In conclusion, Mesenteric Panniculitis is a harmless autoimmune disorder which occurs when the immune cells replace the fat cells in the mesentery and destroy them. The mesentery is a fold of tissue that connects to the intestine and works by keeping the abdominal wall in its normal space. The overactive immune system causes inflammation of the mesentery resulting in a variety of symptoms [1, 2].

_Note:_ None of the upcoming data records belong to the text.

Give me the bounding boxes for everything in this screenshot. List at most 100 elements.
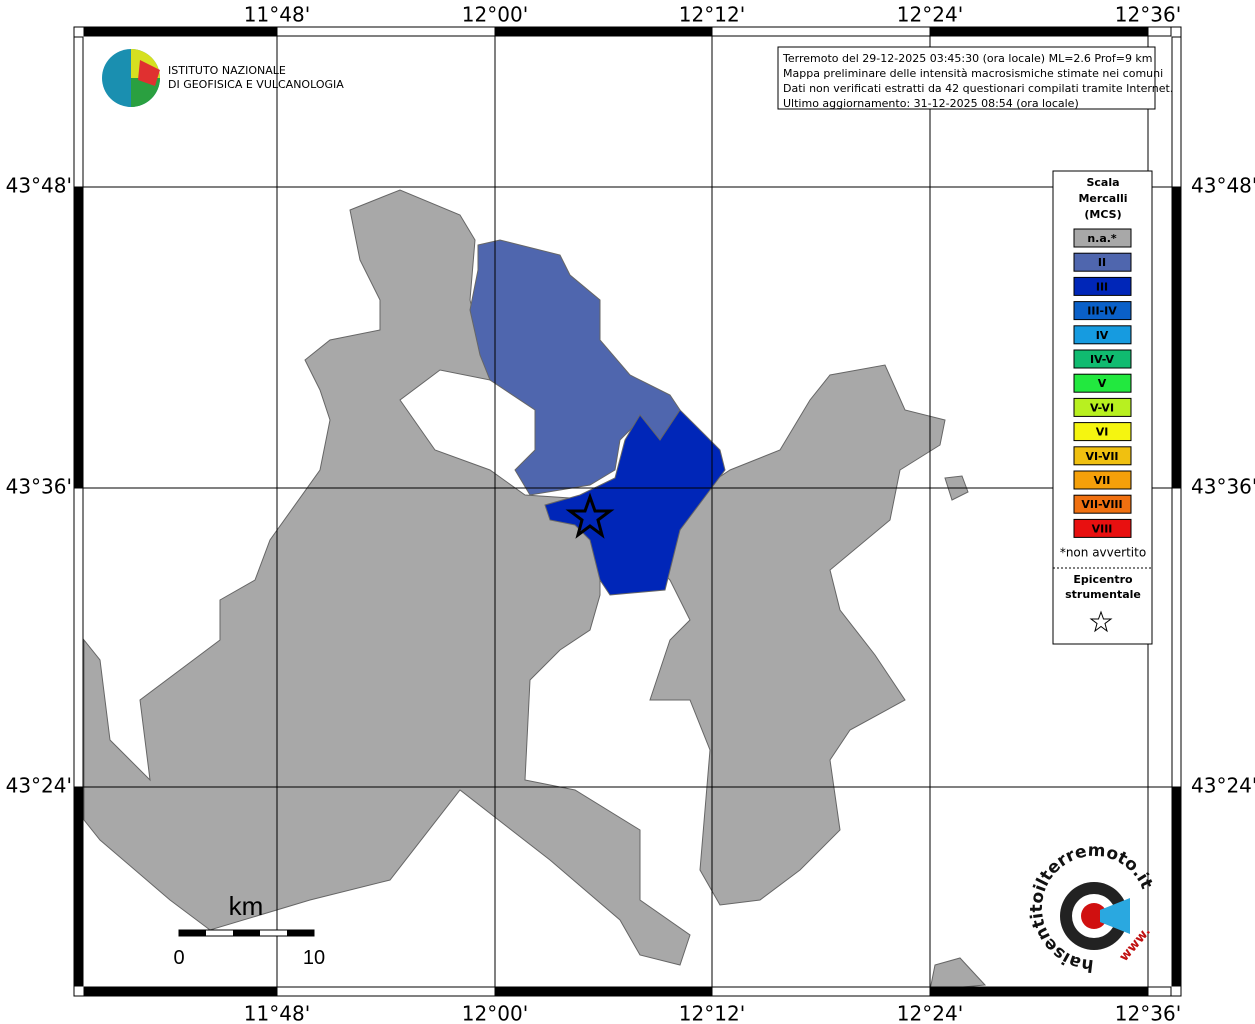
lon-label: 12°36' xyxy=(1115,1002,1181,1024)
border-bar xyxy=(83,26,278,37)
logo-segment xyxy=(138,60,160,86)
logo: ISTITUTO NAZIONALE DI GEOFISICA E VULCAN… xyxy=(102,49,344,107)
legend-label: II xyxy=(1098,256,1106,269)
lon-label: 12°24' xyxy=(897,3,963,27)
border-bar xyxy=(711,986,931,997)
legend-label: VII-VIII xyxy=(1081,498,1122,511)
legend-epicenter: strumentale xyxy=(1065,588,1141,601)
lon-label: 12°24' xyxy=(897,1002,963,1024)
border-bar xyxy=(1147,986,1172,997)
legend-label: IV xyxy=(1096,329,1109,342)
logo-segment xyxy=(131,78,160,107)
lat-label: 43°36' xyxy=(6,475,72,499)
border-bar xyxy=(73,36,84,188)
badge-horn xyxy=(1100,898,1130,934)
lon-label: 12°00' xyxy=(462,3,528,27)
legend-label: IV-V xyxy=(1090,353,1115,366)
lat-label: 43°48' xyxy=(1191,174,1255,198)
lat-label: 43°24' xyxy=(6,774,72,798)
legend-swatch xyxy=(1073,349,1132,369)
legend-epicenter: Epicentro xyxy=(1073,573,1133,586)
legend: ScalaMercalli(MCS)n.a.*IIIIIIII-IVIVIV-V… xyxy=(1053,176,1152,633)
lat-label: 43°36' xyxy=(1191,475,1255,499)
legend-note: *non avvertito xyxy=(1060,546,1146,560)
border-bar xyxy=(1171,36,1182,188)
legend-swatch xyxy=(1073,228,1132,248)
border-bar xyxy=(1171,487,1182,788)
scale-bar: km 0 10 xyxy=(173,891,325,969)
scale-bar-segment xyxy=(179,930,206,936)
legend-title: Scala xyxy=(1086,176,1119,189)
legend-label: n.a.* xyxy=(1087,232,1117,245)
lon-label: 12°12' xyxy=(679,1002,745,1024)
border-bar xyxy=(73,487,84,788)
border-bar xyxy=(1171,786,1182,987)
legend-swatch xyxy=(1073,325,1132,345)
border-bar xyxy=(494,986,713,997)
legend-swatch xyxy=(1073,470,1132,490)
border-bar xyxy=(1171,186,1182,489)
info-line: Mappa preliminare delle intensità macros… xyxy=(783,67,1163,80)
region-iii xyxy=(544,409,726,596)
logo-text: ISTITUTO NAZIONALE xyxy=(168,64,286,77)
info-line: Dati non verificati estratti da 42 quest… xyxy=(783,82,1173,95)
legend-label: III xyxy=(1096,280,1108,293)
lon-label: 11°48' xyxy=(244,1002,310,1024)
border-bar xyxy=(1147,26,1172,37)
legend-swatch xyxy=(1073,301,1132,321)
frame xyxy=(73,26,1182,997)
border-bar xyxy=(494,26,713,37)
legend-label: V-VI xyxy=(1090,401,1114,414)
border-bar xyxy=(276,26,496,37)
info-line: Terremoto del 29-12-2025 03:45:30 (ora l… xyxy=(782,52,1153,65)
scale-bar-segment xyxy=(233,930,260,936)
border-bar xyxy=(83,986,278,997)
legend-label: VI-VII xyxy=(1085,450,1118,463)
lon-label: 12°12' xyxy=(679,3,745,27)
legend-label: V xyxy=(1098,377,1107,390)
region-ii xyxy=(469,239,681,496)
legend-title: (MCS) xyxy=(1084,208,1121,221)
regions xyxy=(83,189,987,991)
legend-swatch xyxy=(1073,276,1132,296)
border-bar xyxy=(929,26,1149,37)
legend-label: VII xyxy=(1094,474,1111,487)
border-bar xyxy=(929,986,1149,997)
info-lines: Terremoto del 29-12-2025 03:45:30 (ora l… xyxy=(782,52,1173,110)
info-box xyxy=(777,46,1156,110)
legend-label: VIII xyxy=(1092,522,1113,535)
border-bar xyxy=(276,986,496,997)
logo-text: DI GEOFISICA E VULCANOLOGIA xyxy=(168,78,344,91)
scale-label: 10 xyxy=(303,947,325,969)
epicenter-star xyxy=(565,492,615,539)
border-bar xyxy=(711,26,931,37)
legend-star xyxy=(1089,610,1113,633)
info-line: Ultimo aggiornamento: 31-12-2025 08:54 (… xyxy=(783,97,1079,110)
scale-label: 0 xyxy=(173,947,184,969)
legend-swatch xyxy=(1073,373,1132,393)
lon-label: 11°48' xyxy=(244,3,310,27)
scale-unit: km xyxy=(229,891,264,921)
legend-swatch xyxy=(1073,446,1132,466)
legend-title: Mercalli xyxy=(1078,192,1127,205)
border-bar xyxy=(73,186,84,489)
region-na xyxy=(83,189,691,966)
region-na xyxy=(649,364,946,906)
scale-bar-segment xyxy=(287,930,314,936)
lat-label: 43°48' xyxy=(6,174,72,198)
legend-swatch xyxy=(1073,422,1132,442)
lon-label: 12°00' xyxy=(462,1002,528,1024)
lat-label: 43°24' xyxy=(1191,774,1255,798)
border-bar xyxy=(73,786,84,987)
legend-swatch xyxy=(1073,518,1132,538)
legend-swatch xyxy=(1073,397,1132,417)
legend-swatch xyxy=(1073,252,1132,272)
legend-swatch xyxy=(1073,494,1132,514)
legend-label: III-IV xyxy=(1087,305,1117,318)
region-na xyxy=(929,957,987,991)
legend-label: VI xyxy=(1096,426,1109,439)
badge-target xyxy=(1081,903,1107,929)
lon-label: 12°36' xyxy=(1115,3,1181,27)
grid: 11°48' 11°48' 12°00' 12°00' 12°12' 12°12' 12°2… xyxy=(6,3,1255,1024)
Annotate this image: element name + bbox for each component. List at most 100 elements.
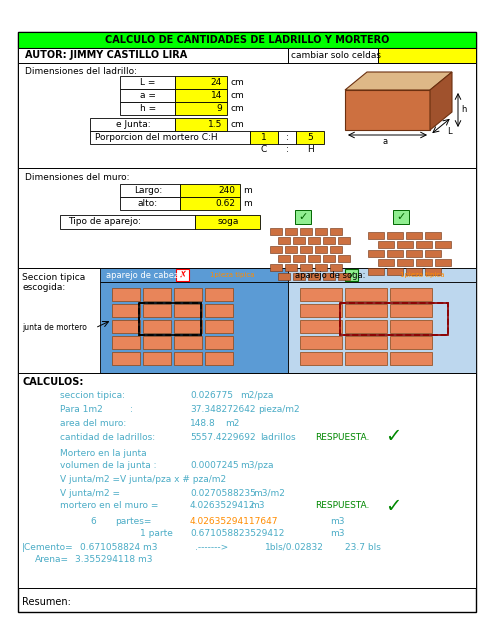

While Mesenteric Panniculitis is a benign condition, it may significantly dent the quality of life of the patient where he or she will find it tough to even do daily activities. The exact cause of this condition is not yet known but some researchers believe it to have a genetic link. Certain forms of cancers also cause inflammation in the mesentery resulting in Mesenteric Panniculitis. Additionally, trauma or a complication of a surgical procedure around the abdominal region also tends to cause inflammation in the mesentery [1, 2].

Severe cases of inflammation result in the formation of scar tissue. Mild cases of Mesenteric Panniculitis do not require any treatment and the symptoms fade away on their own in a span of a few months. Severe cases of inflammation and scar tissue formation requires medical treatment and diligent followups on the part of the patient.

Corticosteroids and other immune suppressants are often prescribed for treating the inflammation and allowing the patient to carry out basic activities of daily living [2].

It is also essential for physicians to check for any potentially serious underlying medical condition that could be causing inflammation in the mesentery like cancer or retroperitoneal fibrosis. It is also important for an individual with Mesenteric Panniculitis to diligently follow the advice of the treating physician to check on the status of the inflammation to prevent any unwarranted complications that may arise due to Mesenteric Panniculitis [2].